Milli Eğitim Bakanı Ömer Dinçer, YGS yerine, yılda dört sınava girme hakkı tanıyacak yeni sistemin 2014’te başlatılacağını açıkladı.
Dinçer, ‘olgunlaşma sınavı’ mantığıyla TOEFL’a benzettiği yeni sistemde; üç ay arayla yapılacak dört sınavdan en yüksek puanın esas alınacağını söyledi. Hazırlık talimatını yedi ay önce verdiğini; ÖSYM ile birlikte çalıştıklarını belirten Dinçer, ‘
Çocuklarımızı stresten kurtaracağız’ dedi.
– Dershaneler kalkıyor mu?
Böyle yorumlanmasının sebebi var. Doğru, bu sistem dersane sistemini zayıflatır. Diyelim ki çocuk, üniversite sınavını kazanamadı. Ebeveyn olarak düşünün. Bir yıl boyunca boş oturması, öbür sınavı da kazanamayacağı anlamına gelir. Self disiplin zordur. Dolayısıyla veli dersaneye göndererek hem meşgul etmek hem de sınavı kazanmasını istiyor.
– Dört kez yapılınca dershane ihtiyacı azalıyor?
Elbette. Çocuk hazirandaki sınavı başaramadıysa, elindeki ders notlarıyla üç ay sonra yeniden sınava gireceğini biliyorsa, dershaneye yazılmasına belki hiç gerek kalmayacak.
– 4+4+4+’ün tarafların görüşü alınmadan, yasa tasarısı değil de teklif olarak gelmesi çok eleştirildi?
Böyle oluşu benim nezaketimle alakalı. AK Parti Grup Başkanlığı, ‘Hazırlık yapıyoruz, uzman gönderin’ dediğinde, ben ‘Sizin böyle bir şey yapmanız doğru değil. Biz yapmalıyız’ tavrı içinde olmadım. Bu, kişiliğim ve hocalığımla ilgili. Yıllarca insanların bir şey yapmasını teşvik etmişseniz, ‘Dur hele’ demiyorsunuz. Biz işe başladıktan sonra yönetmeyi tercih ettik.
– Sonuç iyi oldu mu?
Tasarı düşündüğümüz bir alternatifti. Hazırlık bitince yine tasarı olarak gönderecektik. Ama arkadaşlar emek harcamıştı. Şöyle düşündük: Bu yöntem meşru mudur? Evet. O yüzden itirazımız olmadı. Ama arzumuz dışında eğilim çıkınca müdahale ettik.

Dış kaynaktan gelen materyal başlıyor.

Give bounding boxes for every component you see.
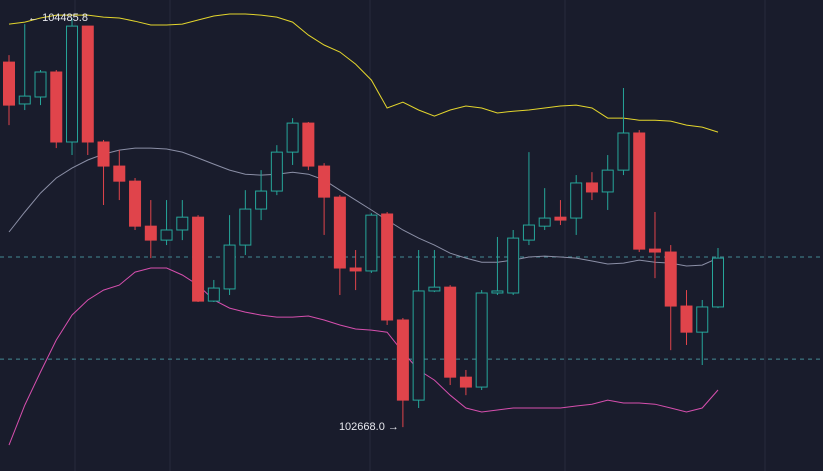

– Çırak nesillerin kademesinin değişmesini mi kastediyorsunuz?
Arkadaşlar Meclis bünyesinde olduğu için kanun hazırlarken gösterdikleri hassasiyet şöyle olmuş: Madem okulu kademeleştiriyoruz, ‘Mevcut yaşı da düzeltmemiz lazım’ diye, kendi içinde tutarlılık sağlansın diye öyle yazılmıştı. Halbuki mesleki eğitim gerçeğinin değiştiğini biz biliyoruz. Bunu göz önüne alarak hukuki tutarlılıktan çok mesleklerin gereğini anlattık.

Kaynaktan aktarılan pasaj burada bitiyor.